For more information on persistence in Cassandra and other NoSQL databases, check out What is NoSQL?
Understanding the meaning of persistence is important for evaluating different data store systems. Given the importance of the data store in most modern applications, making a poorly informed choice could mean substantial downtime or loss of data. In this post, we'll discuss persistence and data store design approaches and provide some background on these in the context of Cassandra.
Persistence is "the continuance of an effect after its cause is removed". In the context of storing data in a computer system, this means that the data survives after the process with which it was created has ended. In other words, for a data store to be considered persistent, it must write to non-volatile storage.
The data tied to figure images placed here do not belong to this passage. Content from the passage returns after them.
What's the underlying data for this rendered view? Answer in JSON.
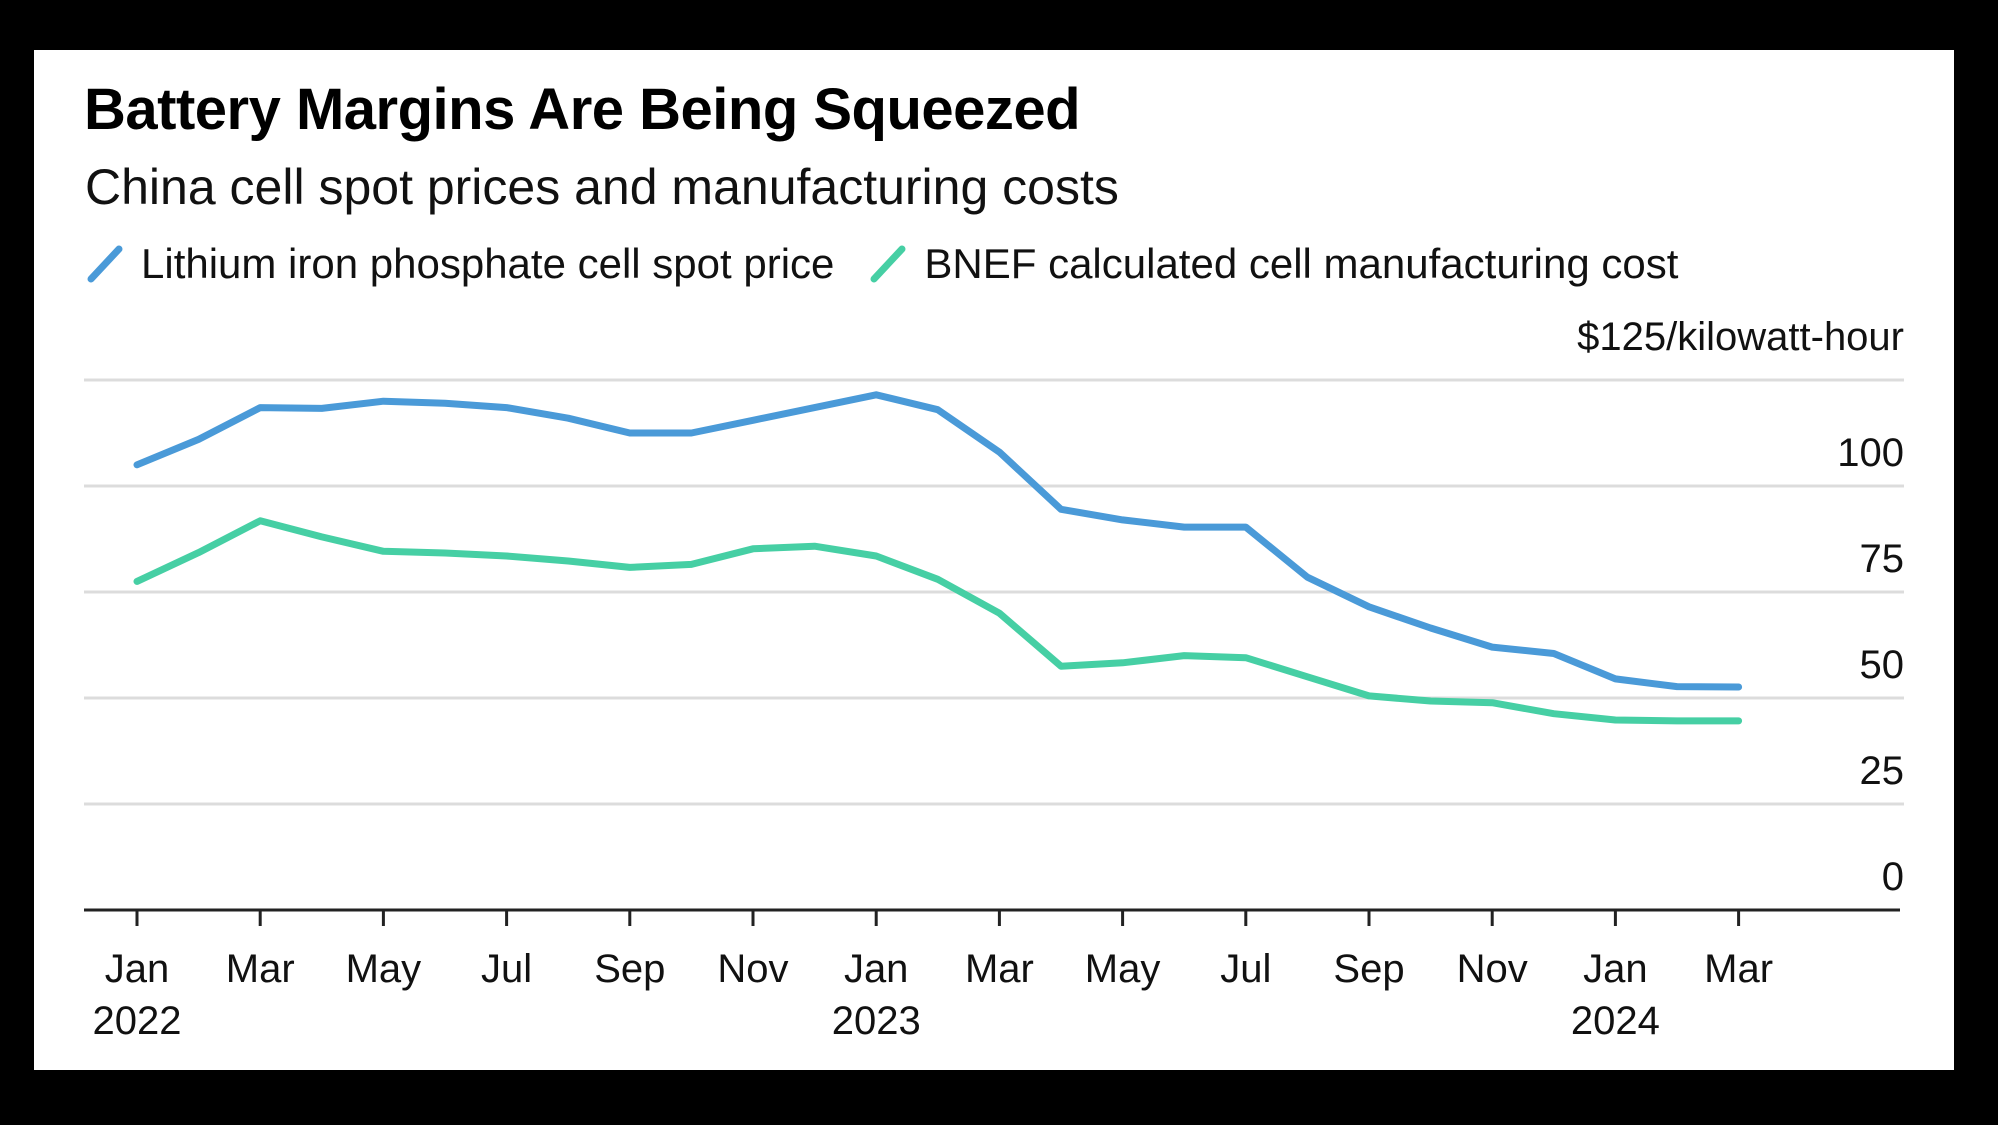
{
  "chart_data": {
    "type": "line",
    "title": "Battery Margins Are Being Squeezed",
    "subtitle": "China cell spot prices and manufacturing costs",
    "ylabel": "$125/kilowatt-hour",
    "xlabel": "",
    "ylim": [
      0,
      125
    ],
    "yticks": [
      0,
      25,
      50,
      75,
      100
    ],
    "grid": true,
    "legend_position": "top-left",
    "x_months_range": [
      0,
      27
    ],
    "x_ticks": [
      {
        "m": 0,
        "label": "Jan",
        "year": "2022"
      },
      {
        "m": 2,
        "label": "Mar",
        "year": ""
      },
      {
        "m": 4,
        "label": "May",
        "year": ""
      },
      {
        "m": 6,
        "label": "Jul",
        "year": ""
      },
      {
        "m": 8,
        "label": "Sep",
        "year": ""
      },
      {
        "m": 10,
        "label": "Nov",
        "year": ""
      },
      {
        "m": 12,
        "label": "Jan",
        "year": "2023"
      },
      {
        "m": 14,
        "label": "Mar",
        "year": ""
      },
      {
        "m": 16,
        "label": "May",
        "year": ""
      },
      {
        "m": 18,
        "label": "Jul",
        "year": ""
      },
      {
        "m": 20,
        "label": "Sep",
        "year": ""
      },
      {
        "m": 22,
        "label": "Nov",
        "year": ""
      },
      {
        "m": 24,
        "label": "Jan",
        "year": "2024"
      },
      {
        "m": 26,
        "label": "Mar",
        "year": ""
      }
    ],
    "series": [
      {
        "name": "Lithium iron phosphate cell spot price",
        "color": "#4a9ad8",
        "months": [
          0,
          1,
          2,
          3,
          4,
          5,
          6,
          7,
          8,
          9,
          10,
          11,
          12,
          13,
          14,
          15,
          16,
          17,
          18,
          19,
          20,
          21,
          22,
          23,
          24,
          25,
          26
        ],
        "values": [
          105,
          111,
          118.5,
          118.3,
          120,
          119.5,
          118.5,
          116,
          112.5,
          112.5,
          115.5,
          118.5,
          121.5,
          118,
          108,
          94.5,
          92,
          90.3,
          90.3,
          78.5,
          71.5,
          66.5,
          62,
          60.5,
          54.5,
          52.7,
          52.6
        ]
      },
      {
        "name": "BNEF calculated cell manufacturing cost",
        "color": "#46cfa4",
        "months": [
          0,
          1,
          2,
          3,
          4,
          5,
          6,
          7,
          8,
          9,
          10,
          11,
          12,
          13,
          14,
          15,
          16,
          17,
          18,
          19,
          20,
          21,
          22,
          23,
          24,
          25,
          26
        ],
        "values": [
          77.5,
          84.3,
          91.8,
          88,
          84.6,
          84.2,
          83.5,
          82.3,
          80.8,
          81.5,
          85.2,
          85.8,
          83.5,
          78,
          70,
          57.5,
          58.3,
          60,
          59.5,
          55,
          50.5,
          49.3,
          48.9,
          46.3,
          44.8,
          44.6,
          44.6
        ]
      }
    ]
  }
}
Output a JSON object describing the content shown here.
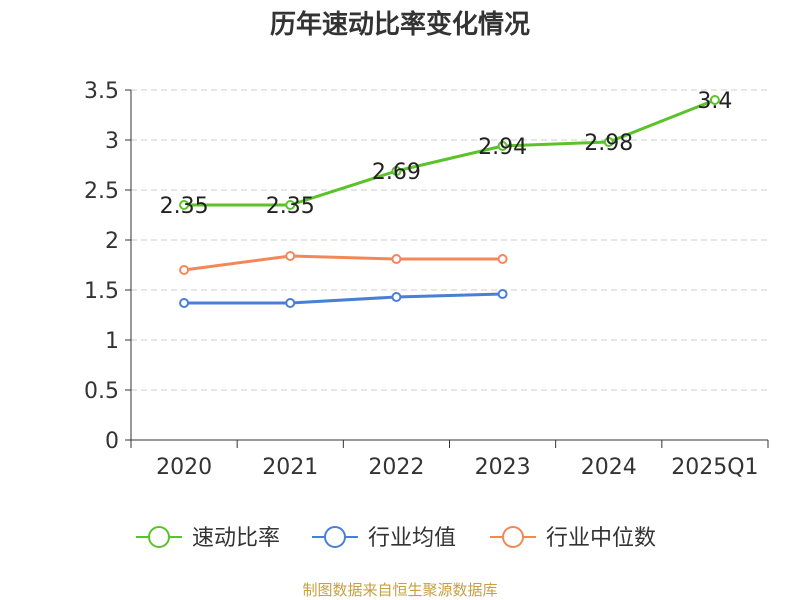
{
  "chart_data": {
    "type": "line",
    "title": "历年速动比率变化情况",
    "categories": [
      "2020",
      "2021",
      "2022",
      "2023",
      "2024",
      "2025Q1"
    ],
    "ylim": [
      0,
      3.5
    ],
    "yticks": [
      "0",
      "0.5",
      "1",
      "1.5",
      "2",
      "2.5",
      "3",
      "3.5"
    ],
    "grid": true,
    "legend_position": "bottom",
    "series": [
      {
        "name": "速动比率",
        "color": "#5cc22b",
        "values": [
          2.35,
          2.35,
          2.69,
          2.94,
          2.98,
          3.4
        ],
        "labels": [
          "2.35",
          "2.35",
          "2.69",
          "2.94",
          "2.98",
          "3.4"
        ]
      },
      {
        "name": "行业均值",
        "color": "#4a7fd6",
        "values": [
          1.37,
          1.37,
          1.43,
          1.46,
          null,
          null
        ]
      },
      {
        "name": "行业中位数",
        "color": "#f4875a",
        "values": [
          1.7,
          1.84,
          1.81,
          1.81,
          null,
          null
        ]
      }
    ]
  },
  "source": "制图数据来自恒生聚源数据库"
}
If you need persistence in your data store, then you need to also understand the four man design approaches that a data store can take and how (or if) these designs provide persistence:
Pure in-memory, no persistence at all, such as memcaches or Scalaris
In-memory with periodic snapshots, such as Oracle Coherence or Redis
Disk-based with update-in-place writes, such as MySQL ISAM or MongoDB
Commitlog-based, such as all traditional OLTP databases (Oracle, SQL Server, etc.)
In-memory approaches can achieve blazing speed, but at the cost of being limited to a relatively small data set. Most workloads have relatively small "hot" (active) subset of their total data; systems that require the whole datset to fit in memory rather than just the active part are fine for caches but a bad fit for most other applications. Because the data is in memory only, it will not survive process termination. Therefor these types of data stores are not considered persistent.
The easiest way to add persistence to an in-memory system is with periodic snapshots to disk at a configurable interval. Thus, you can lose up to that interval's worth of updates.
Update-in-place and commitlog-based systems store to non-volatile memory immediately, but only commitlog-based persistence provides Durability -- the D in ACID -- with every write persisted before success is returned to the client.
Cassandra implements a commit-log based persistence design, but at the same time provides for tunable levels of durability. This allows you do decide what the right trade off is between safety and performance. You can choose, for each write operation, to wait for that update to be buffered to memory, written to disk on a single machine, written to disk on multiple machines, or even written to disk on multiple machines in different data centers. Or, you can choose to accept writes a quickly as possible, acknowledging their receipt immediately before they have even been fully deserialized from the network.
At the end of the day, you're the only one who knows what the right performance/durability trade off is for your data. Making an informed decision on data store technologies is critical to addressing this tradeoff on your terms. Because Cassandra provides such tuneability, it is a logical choice for systems with a need for a durable, performant data store.